Alerts based on rules that gather information about the data that passes between two stages.

Data Collector configuration file (sdc.properties)

Configuration file with most Data Collector properties. Found in the following location:

$SDC_CONF/sdc.properties

data delivery report

A report that presents data ingestion metrics for a given job or topology.

data SLA

A service level agreement that defines the data processing rates that jobs within a topology must meet.

data drift alerts

Alerts based on data drift functions that gather information about the structure of data that passes between two stages.

data preview

Preview of data as it moves through a pipeline. Use to develop and test pipelines.

dataflow triggers

Instructions for the pipeline to kick off asynchronous tasks in external systems in response to events that occur in the pipeline. For more information, see Dataflow Triggers Overview.

delivery guarantee

Pipeline property that determines how Data Collector handles data when the pipeline stops unexpectedly.

deployment

A logical grouping of Data Collector containers deployed by a Provisioning Agent to a container orchestration system, such as Kubernetes. All Data Collector containers in a deployment are identical and highly available.

destination

A stage type used in a pipeline to represent where the engine writes processed data.

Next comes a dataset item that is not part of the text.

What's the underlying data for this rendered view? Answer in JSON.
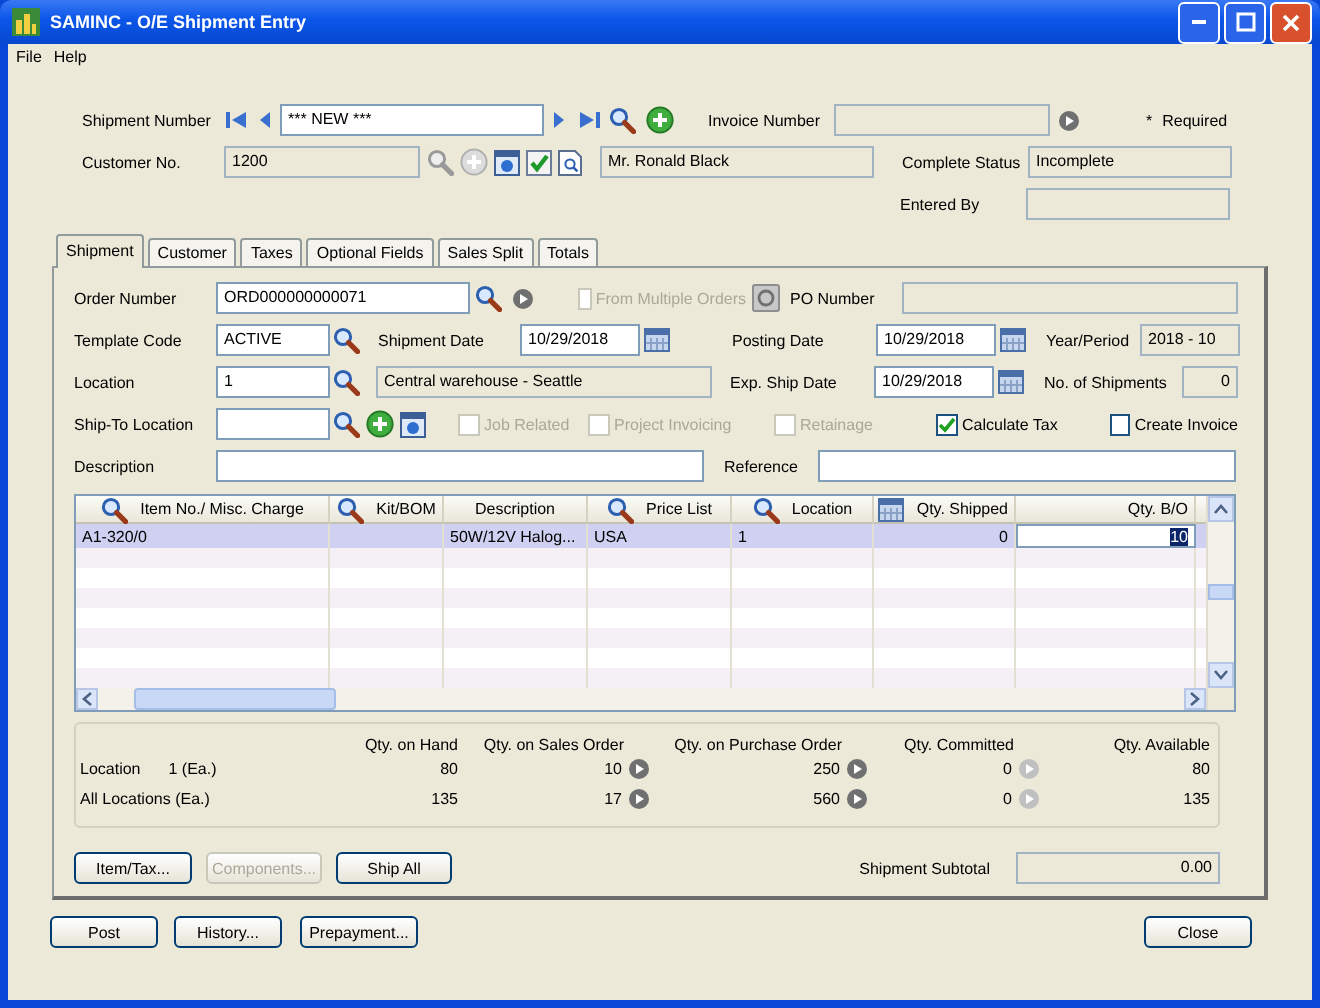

development stages, dev stages

Stages such as the Dev Raw Data Source origin and the Dev Identity Error processor that enable pipeline development and testing. Not meant for use in production pipelines.

event framework

The event framework enables the pipeline to trigger tasks in external systems based on actions that occur in the pipeline, such as running a MapReduce job after the pipeline writes a file to HDFS. You can also use the event framework to store event information, such as when an origin starts or completes reading a file.

event record

A record created by an event-generating stage when a stage-related event occurs, like when an origin starts reading a new file or a destination closes an output file.

execution Data Collector

An execution engine that runs pipelines that can read from and write to a large number of heterogeneous origins and destinations. These pipelines perform lightweight data transformations that are applied to individual records or a single batch.

executor

A Data Collector stage type used to perform tasks in external systems upon receiving an event record.

explicit validation

A semantic validation that checks all configured values for validity and verifies whether the pipeline can run as configured. Occurs when you click the Validate icon, request data preview, or start the pipeline.

field path

The path to a field in a record. Use to reference a field.

implicit validation

Lists missing or incomplete configuration. Occurs by default as your changes are saved in the pipeline canvas.

job

The execution of a dataflow. A job defines the pipeline to run and the engines that run the pipeline.

job template

A job definition that lets you run multiple job instances with different runtime parameter values. When creating a job, you can enable the job to work as a job template if the job includes a pipeline that uses runtime parameters.

label

A grouping of execution engines registered with Control Hub. You assign labels to each execution engine, using the same label for the same type of execution engine that you want to function as a group. When you create a job, you assign labels to the job so that Control Hub knows on which group of execution engines the job should start.

late directories

Origin directories that appear after a pipeline starts.

metric alerts

Monitoring or email alerts based on stage or pipeline metrics.

microservice pipeline

A Data Collector pipeline that creates a finegrained service to perform a specific task.

multithreaded pipelines

A pipeline with an origin that generates multiple threads, enabling the processing of high volumes of data in a single pipeline on one Data Collector.

organization

A secure space provided to a set of users. All engines, pipelines, jobs, and other objects added by any user in the organization belong to that organization. A user logs in to Control Hub as a member of an organization and can only access data that belongs to that organization.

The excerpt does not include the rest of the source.